Publication or External Link





Anomaly detection is a classical problem in Statistical Learning with wide-reaching applications in security, networks, genomics and others. In this work, we formulate the anomaly classification problem as an extension to the detection problem: how to distinguish between samples from multiple heterogenous classes that are anomalies relative to a well-defined, homogenous, normal class. Our formulation of this learning setting arises from studies in cancer genomics, where this problem follows from prognosis and diagnosis applications.

Standard binary and multi-class classification schemes are not well suited to the anomaly classification task since they attempt to directly model these highly unstable, heterogeneous classes. In this work, we show that robust classifiers can be obtained by modeling the degree of deviation from the normal class as a stable characteristic of each anomaly class. To do so, we formalize the anomaly classification problem, characterize it statistically and computationally via kernel methods and propose a class of robust learning methods, anti-profiles, specifically designed for this task.

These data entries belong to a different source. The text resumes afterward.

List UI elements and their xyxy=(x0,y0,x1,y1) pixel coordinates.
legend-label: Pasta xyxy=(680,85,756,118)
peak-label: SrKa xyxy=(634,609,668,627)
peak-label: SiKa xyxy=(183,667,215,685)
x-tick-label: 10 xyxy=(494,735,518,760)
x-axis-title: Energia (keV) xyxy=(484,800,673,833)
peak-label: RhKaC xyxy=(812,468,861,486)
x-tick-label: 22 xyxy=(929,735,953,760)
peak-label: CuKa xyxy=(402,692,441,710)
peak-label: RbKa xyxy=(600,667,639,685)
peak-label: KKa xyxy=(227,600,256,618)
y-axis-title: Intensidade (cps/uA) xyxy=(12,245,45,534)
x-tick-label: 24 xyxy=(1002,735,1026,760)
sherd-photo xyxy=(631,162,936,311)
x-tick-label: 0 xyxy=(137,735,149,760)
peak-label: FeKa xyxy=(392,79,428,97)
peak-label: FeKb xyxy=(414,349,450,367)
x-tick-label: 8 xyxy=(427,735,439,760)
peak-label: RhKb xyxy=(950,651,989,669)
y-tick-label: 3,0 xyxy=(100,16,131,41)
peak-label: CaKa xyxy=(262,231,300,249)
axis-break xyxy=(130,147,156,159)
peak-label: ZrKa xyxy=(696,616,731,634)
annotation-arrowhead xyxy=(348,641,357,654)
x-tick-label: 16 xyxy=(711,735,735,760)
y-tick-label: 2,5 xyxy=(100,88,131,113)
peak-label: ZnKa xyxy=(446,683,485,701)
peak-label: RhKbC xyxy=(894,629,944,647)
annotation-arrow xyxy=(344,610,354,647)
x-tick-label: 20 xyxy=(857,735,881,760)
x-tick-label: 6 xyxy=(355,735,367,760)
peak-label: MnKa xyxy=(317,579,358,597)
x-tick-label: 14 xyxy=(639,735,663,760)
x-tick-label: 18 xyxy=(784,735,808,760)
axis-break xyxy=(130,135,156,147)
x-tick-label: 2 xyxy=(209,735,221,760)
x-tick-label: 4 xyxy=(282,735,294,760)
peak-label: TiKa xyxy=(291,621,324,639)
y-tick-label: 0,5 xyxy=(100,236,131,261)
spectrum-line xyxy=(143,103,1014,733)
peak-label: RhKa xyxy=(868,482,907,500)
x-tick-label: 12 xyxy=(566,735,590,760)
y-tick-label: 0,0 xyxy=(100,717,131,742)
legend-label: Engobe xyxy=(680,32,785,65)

We focus on an open area of research in cancer genomics which motivates this project: the classification of tumors for prognosis and diagnosis. We provide experimental results obtained by applying the anti-profile method to gene expression data. In addition we extend the anti-profile approach to use kernel functions, and develop a support-vector machine (SVM) based method for classification of anomalies based on their deviation from a stable normal class. We provide experimental results obtained by applying this method to genetic data to classify different stages of tumor progression, and show that this method provides much more stable classifiers than the application of regular classifiers. In addition we show that this approach can be applied to anomaly classification problems in other application domains.

We conclude by developing an SVM for censored survival information and demonstrate that the anti-profile method can produce stable classifiers for modeling the clinical outcome of clinical studies of cancer.